Skylark Elizabeth took her first Way-Too-Cold-and-Windy-and-We-Were-All-Severely-Underdressed Walk the other day.  Truth be told, she told me she'd rather not do any walking, so I carried her, instead.

Our destination was the tiny cemetery a hill away, for the chief purpose of climbing a few gloriously thick-limbed trees. The bigger girls have been riding their bikes there during Run Around Outside time, but I told Annika she couldn't climb the trees unless I was present, not because I'm a mean mother, but because anyone who happened to drive past at 12:30 and see three school-age girls climbing trees in a cemetery might call the truant officer. 

This cemetery is populated mostly by people who died before the Civil War began, and it was overgrown and neglected until the man who lives across the road began faithfully tending it (I've only seen it tended because he's been doing this for as long as I can remember).

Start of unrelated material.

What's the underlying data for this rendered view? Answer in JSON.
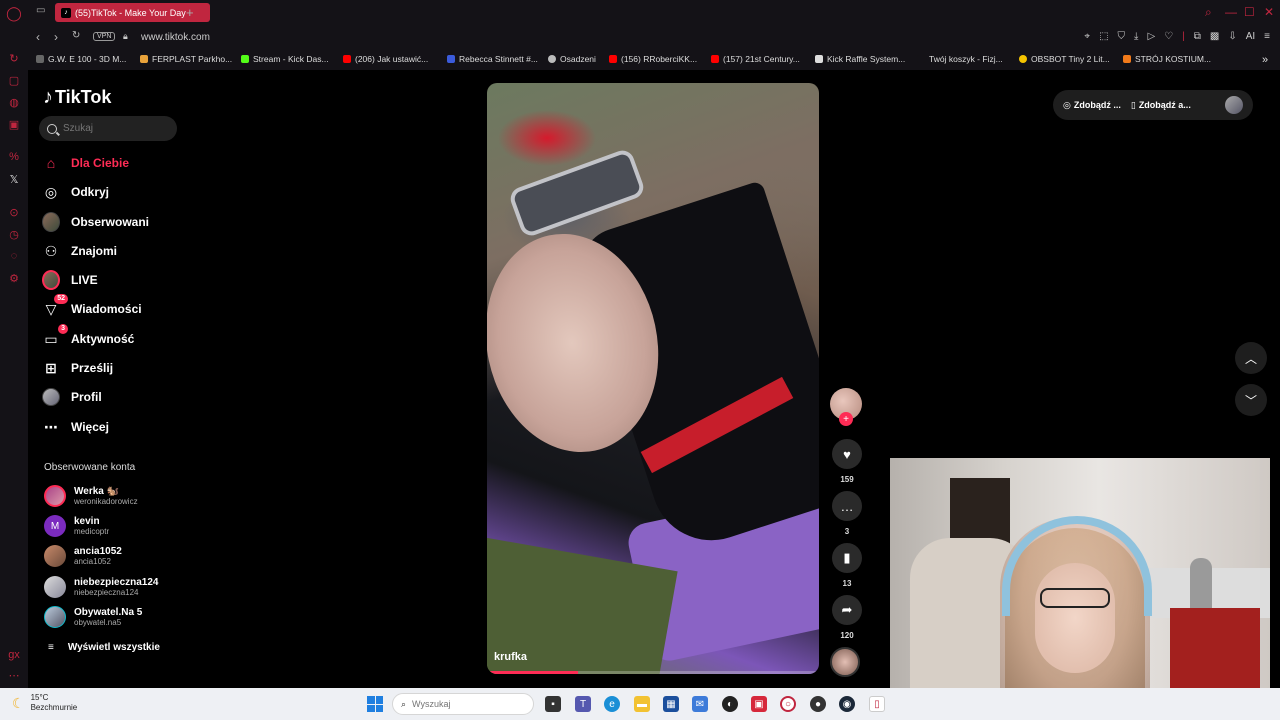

This headstone had already been buried in the roots of the tree that grew up beside it.

 Birdie reading headstones.

We'll have to make rubbings of many of the stones in order to read the text, but this stone was etched deeply and clearly enough for Lucinda to notice a similar name.

It's a sobering headstone and epithet at the bottom, but Luci was tremendously cheerful about it.

Guess who carried the camera home for me, taking a few (dozen) pictures along the way.  Yup.  This lovely girl.


Nanno said...

I love old cemeteries too! What does the inscription say on Lucy's headstone? We found some interesting headstones in Arkansas last September. Some of the were quite funny because the headstone carver couldn't spell very well, but others were sad because they were young people and children.

Abigail said...

Stop here young friends as you pass by
As you are now so once was I
As I am now soon you will be
Prepare for death and follow me.

The great number of babies and young people whose headstones we read in older cemeteries always makes me grateful for the ease of our modern world in some ways. I don't have to fear dying each time I get pregnant (though I could die, of course), but in those days, death from such was pretty common.

And that makes me laugh about the carver,though I probably shouldn't. It sure would put a new spin on this epithet!